Are you just wanting to avoid the curing process by sealing the concrete so it doesn't leech?

-Rick (the armchair aquarist)


----------



## quiksilver (Mar 2, 2007)

if it says dont use around water features i wouldnt use it in my tank.


----------



## brianmccord2001 (Apr 9, 2008)

*Rick_Lindsey*
I read in a few of the DIY background articles that they used acrylic sealers. I wasn't quite sure if it is necessary, but I am taking my time with this tank and wanted to cover my bases. I'd love to take it back...it was $18.00.


----------



## Rick_Lindsey (Aug 26, 2002)

brianmccord2001 said:


> *Rick_Lindsey*
> I read in a few of the DIY background articles that they used acrylic sealers. I wasn't quite sure if it is necessary, but I am taking my time with this tank and wanted to cover my bases. I'd love to take it back...it was $18.00.


Hehe, if it were me (and it's not) and you were willing to take your time (and I mean LOTS of time) I'd skip the sealer and just cure the stuff. What sort of fish are you planning to keep, out of curiosity? If it's a soft-water species then I might rethink sealing the tank, but for hardwater species if you're willing to take the time to cure (or mostly cure) the background, I'd definately skip the sealer.

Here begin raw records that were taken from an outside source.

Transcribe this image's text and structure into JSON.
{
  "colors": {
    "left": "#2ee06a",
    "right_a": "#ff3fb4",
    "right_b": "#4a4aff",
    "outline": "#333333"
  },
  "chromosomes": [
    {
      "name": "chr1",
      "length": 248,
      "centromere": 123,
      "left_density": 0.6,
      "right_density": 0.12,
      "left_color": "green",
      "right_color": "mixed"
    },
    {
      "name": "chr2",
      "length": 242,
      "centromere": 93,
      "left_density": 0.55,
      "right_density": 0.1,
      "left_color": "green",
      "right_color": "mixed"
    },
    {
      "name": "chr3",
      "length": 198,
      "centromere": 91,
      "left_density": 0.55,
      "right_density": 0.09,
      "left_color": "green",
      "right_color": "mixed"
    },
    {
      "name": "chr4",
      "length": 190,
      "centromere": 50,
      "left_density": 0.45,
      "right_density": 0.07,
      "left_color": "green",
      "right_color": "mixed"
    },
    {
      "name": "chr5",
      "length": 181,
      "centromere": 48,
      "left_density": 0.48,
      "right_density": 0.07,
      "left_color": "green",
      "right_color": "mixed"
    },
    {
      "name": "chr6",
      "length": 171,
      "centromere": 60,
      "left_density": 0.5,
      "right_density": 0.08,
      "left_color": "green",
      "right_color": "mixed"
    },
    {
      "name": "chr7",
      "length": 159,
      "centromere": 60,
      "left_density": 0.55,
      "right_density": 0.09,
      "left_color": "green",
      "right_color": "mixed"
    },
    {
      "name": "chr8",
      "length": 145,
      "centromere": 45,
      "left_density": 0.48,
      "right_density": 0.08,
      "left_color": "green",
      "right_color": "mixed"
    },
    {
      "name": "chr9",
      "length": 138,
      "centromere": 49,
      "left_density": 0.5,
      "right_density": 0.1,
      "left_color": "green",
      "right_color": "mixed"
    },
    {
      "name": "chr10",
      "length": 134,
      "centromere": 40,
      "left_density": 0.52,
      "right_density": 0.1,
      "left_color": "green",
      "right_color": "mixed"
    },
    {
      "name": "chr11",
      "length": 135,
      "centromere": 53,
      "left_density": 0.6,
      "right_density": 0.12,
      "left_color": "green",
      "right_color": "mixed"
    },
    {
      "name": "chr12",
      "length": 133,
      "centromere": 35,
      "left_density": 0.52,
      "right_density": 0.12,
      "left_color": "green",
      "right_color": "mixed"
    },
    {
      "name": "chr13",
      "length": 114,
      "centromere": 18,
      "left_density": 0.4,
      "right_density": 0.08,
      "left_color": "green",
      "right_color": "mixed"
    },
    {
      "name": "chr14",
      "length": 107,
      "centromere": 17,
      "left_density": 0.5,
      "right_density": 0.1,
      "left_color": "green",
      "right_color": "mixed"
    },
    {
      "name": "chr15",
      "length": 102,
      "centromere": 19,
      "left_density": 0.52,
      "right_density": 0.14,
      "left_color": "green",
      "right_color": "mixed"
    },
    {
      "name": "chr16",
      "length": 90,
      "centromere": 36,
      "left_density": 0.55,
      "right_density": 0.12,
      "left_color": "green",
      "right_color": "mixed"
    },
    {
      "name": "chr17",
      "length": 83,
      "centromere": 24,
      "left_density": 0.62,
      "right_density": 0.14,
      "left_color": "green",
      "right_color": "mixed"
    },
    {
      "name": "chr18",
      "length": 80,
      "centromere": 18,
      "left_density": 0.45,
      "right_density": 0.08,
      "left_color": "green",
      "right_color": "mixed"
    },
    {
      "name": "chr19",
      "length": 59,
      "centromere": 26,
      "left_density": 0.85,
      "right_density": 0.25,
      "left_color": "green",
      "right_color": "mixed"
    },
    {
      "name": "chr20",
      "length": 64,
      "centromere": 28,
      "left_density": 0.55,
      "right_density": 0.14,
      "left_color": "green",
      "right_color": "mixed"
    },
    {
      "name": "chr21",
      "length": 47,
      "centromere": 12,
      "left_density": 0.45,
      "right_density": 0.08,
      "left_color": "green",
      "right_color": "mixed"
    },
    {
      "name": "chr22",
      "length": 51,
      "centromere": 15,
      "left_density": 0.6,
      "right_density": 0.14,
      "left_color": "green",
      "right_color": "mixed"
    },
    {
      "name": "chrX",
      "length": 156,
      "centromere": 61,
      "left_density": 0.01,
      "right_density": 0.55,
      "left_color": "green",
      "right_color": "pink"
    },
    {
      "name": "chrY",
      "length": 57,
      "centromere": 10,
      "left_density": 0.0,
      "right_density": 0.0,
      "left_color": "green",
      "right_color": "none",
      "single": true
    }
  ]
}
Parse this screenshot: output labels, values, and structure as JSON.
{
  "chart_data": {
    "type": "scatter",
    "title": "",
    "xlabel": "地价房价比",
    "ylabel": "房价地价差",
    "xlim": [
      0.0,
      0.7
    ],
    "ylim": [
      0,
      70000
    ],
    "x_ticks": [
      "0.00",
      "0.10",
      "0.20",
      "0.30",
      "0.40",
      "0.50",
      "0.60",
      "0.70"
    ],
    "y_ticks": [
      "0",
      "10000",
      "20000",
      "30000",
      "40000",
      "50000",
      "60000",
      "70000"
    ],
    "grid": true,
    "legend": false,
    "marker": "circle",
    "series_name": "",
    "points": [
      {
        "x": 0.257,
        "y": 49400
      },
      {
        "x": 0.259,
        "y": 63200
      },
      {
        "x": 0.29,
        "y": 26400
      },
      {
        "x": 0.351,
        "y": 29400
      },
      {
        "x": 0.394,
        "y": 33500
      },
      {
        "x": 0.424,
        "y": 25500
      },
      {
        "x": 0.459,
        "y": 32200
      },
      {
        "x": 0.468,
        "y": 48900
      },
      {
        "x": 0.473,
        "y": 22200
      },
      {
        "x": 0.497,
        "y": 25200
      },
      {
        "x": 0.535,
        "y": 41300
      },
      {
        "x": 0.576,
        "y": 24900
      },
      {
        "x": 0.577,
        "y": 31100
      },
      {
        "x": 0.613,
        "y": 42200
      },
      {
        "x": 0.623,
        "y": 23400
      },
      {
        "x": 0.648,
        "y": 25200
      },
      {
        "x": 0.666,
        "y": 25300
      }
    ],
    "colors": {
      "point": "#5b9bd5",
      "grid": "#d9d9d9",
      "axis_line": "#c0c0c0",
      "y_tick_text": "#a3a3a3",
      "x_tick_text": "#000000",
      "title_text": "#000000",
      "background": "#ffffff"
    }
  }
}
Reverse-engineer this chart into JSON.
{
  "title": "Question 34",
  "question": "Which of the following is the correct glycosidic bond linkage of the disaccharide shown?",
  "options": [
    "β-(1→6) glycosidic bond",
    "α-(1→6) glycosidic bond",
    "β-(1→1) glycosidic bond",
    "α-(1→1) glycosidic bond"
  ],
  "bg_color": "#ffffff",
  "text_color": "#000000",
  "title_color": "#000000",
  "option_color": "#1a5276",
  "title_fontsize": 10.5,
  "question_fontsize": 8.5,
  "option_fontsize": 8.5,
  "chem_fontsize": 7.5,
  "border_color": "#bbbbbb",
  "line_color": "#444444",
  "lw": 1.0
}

-Rick (The armchair aquarist)


----------



## brianmccord2001 (Apr 9, 2008)

Rick_Lindsey said:


> brianmccord2001 said:
> 
> 
> > *Rick_Lindsey*
> ...


It is going to be a cynotilapia afra "jalo reef" tank. I got tons of time to get it up and running...what exactly is the curing process?


----------



## Rick_Lindsey (Aug 26, 2002)

Some of the other forum members are better informed than I am on how it all works, but if you go ahead and put the background in and fill the tank with water, the concrete will leach minerals into the water, making it quite alkaline. You can perform water changes frequently until it stops leeching, or until the pH and hardness are at acceptable levels. I've heard that you get a better cure by simply keeping it moist (spritzing it with water several times a day) and not submerging it.

Hopefully some other forum member who knows more about it than I do will chime in.

-Rick (the armchair aquarist)


----------



## brianmccord2001 (Apr 9, 2008)

Rick, thanks for all of your help. I'm going to cure it using the process you described...I'll give it a full 30 days.


----------